When they are not programming, they’re gaming, playing with electronics, or chatting on IRC. These are the only interests of programmers according to a popular stereotype, while our developers find enjoyment in running, yoga, making music, singing, watercolor painting, or spoiling their pets.
One week before the World Poetry Day, our Full-Stack Developer Emil Maruszczak is remixing technical documentation with classic Polish poetry.
What open-source and non-profit projects does Emil want us to support?
This DIY Linux distribution is aimed at competent, demanding users. First released in 2002, it has seen continued development by its community.

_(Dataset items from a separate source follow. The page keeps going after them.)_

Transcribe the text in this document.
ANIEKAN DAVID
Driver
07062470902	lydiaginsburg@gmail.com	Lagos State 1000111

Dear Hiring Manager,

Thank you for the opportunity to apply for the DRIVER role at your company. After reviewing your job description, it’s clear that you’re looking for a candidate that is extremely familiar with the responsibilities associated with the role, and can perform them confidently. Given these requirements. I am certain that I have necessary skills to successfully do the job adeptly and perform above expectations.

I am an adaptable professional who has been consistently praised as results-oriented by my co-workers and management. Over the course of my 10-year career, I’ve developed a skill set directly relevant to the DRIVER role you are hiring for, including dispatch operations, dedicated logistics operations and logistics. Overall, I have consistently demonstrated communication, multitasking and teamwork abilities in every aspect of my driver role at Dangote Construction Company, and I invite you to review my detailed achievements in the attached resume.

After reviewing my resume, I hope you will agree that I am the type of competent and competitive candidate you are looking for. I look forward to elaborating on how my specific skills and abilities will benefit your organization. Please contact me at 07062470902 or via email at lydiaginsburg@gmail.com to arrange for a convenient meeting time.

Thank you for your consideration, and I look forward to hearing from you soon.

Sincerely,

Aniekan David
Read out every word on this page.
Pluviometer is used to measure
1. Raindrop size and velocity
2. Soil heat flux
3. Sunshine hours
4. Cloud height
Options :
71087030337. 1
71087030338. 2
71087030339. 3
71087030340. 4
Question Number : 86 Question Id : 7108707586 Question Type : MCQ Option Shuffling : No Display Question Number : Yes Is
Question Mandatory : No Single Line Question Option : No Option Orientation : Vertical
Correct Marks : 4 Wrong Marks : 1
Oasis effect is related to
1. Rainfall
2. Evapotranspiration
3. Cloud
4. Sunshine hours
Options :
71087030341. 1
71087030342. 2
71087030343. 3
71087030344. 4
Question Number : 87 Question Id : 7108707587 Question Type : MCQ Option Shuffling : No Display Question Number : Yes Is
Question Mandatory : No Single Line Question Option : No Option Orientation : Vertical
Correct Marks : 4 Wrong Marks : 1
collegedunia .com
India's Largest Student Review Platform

The creators of Arch Linux profess such values as:
- Simplicity. In line with the KISS (Keep It Simple, Stupid) principle, Arch Linux was designed as a simple system without unnecessary additions or embellishments.
- Being always up to date. The system uses the rolling release model which involves frequent minor updates.
- Practicality. Decisions made in relation to the system are generally based on technical analyses and discussions, not popular opinions or politics.
“I had long been on the lookout for a system that worked how I wanted it to. Arch impressed me with how clean it was the moment I first ran a test installation. The barrier to entry was high, but so was my determination—I had to understand and configure many mechanisms which just ‘magically’ work in other systems. Now I use Arch at work, at home and on my private servers,” he said.
Online audio library of Polish poetry. This project is being developed by the Maurycy Mochnacki Foundation, whose goal is to popularize the works of Poland’s most famous poets, from the Middle Ages to the present. The texts are recorded by actors and uploaded to YouTube thanks to donations.
There are more than 300 recordings currently available for listening, including samples from Master Thaddeus, Jan Kochanowski’s Laments, as well as works by Juliusz Słowacki, Maria Konopnicka, Czesław Miłosz and Wisława Szymborska. They include interpretations by PhD students of Polish literature, short biographies of the authors and descriptions of the literary periods, ideal for helping school teachers and students.
“Polish literature, and poetry in particular, is in need of digitization. This is one way of developing sensitivity in young people, who are more likely to choose their smartphone over a book. The vulgar narrative they encounter in social media every day has desensitized them to the beauty of the world around us,” said Emil in explaining his choice.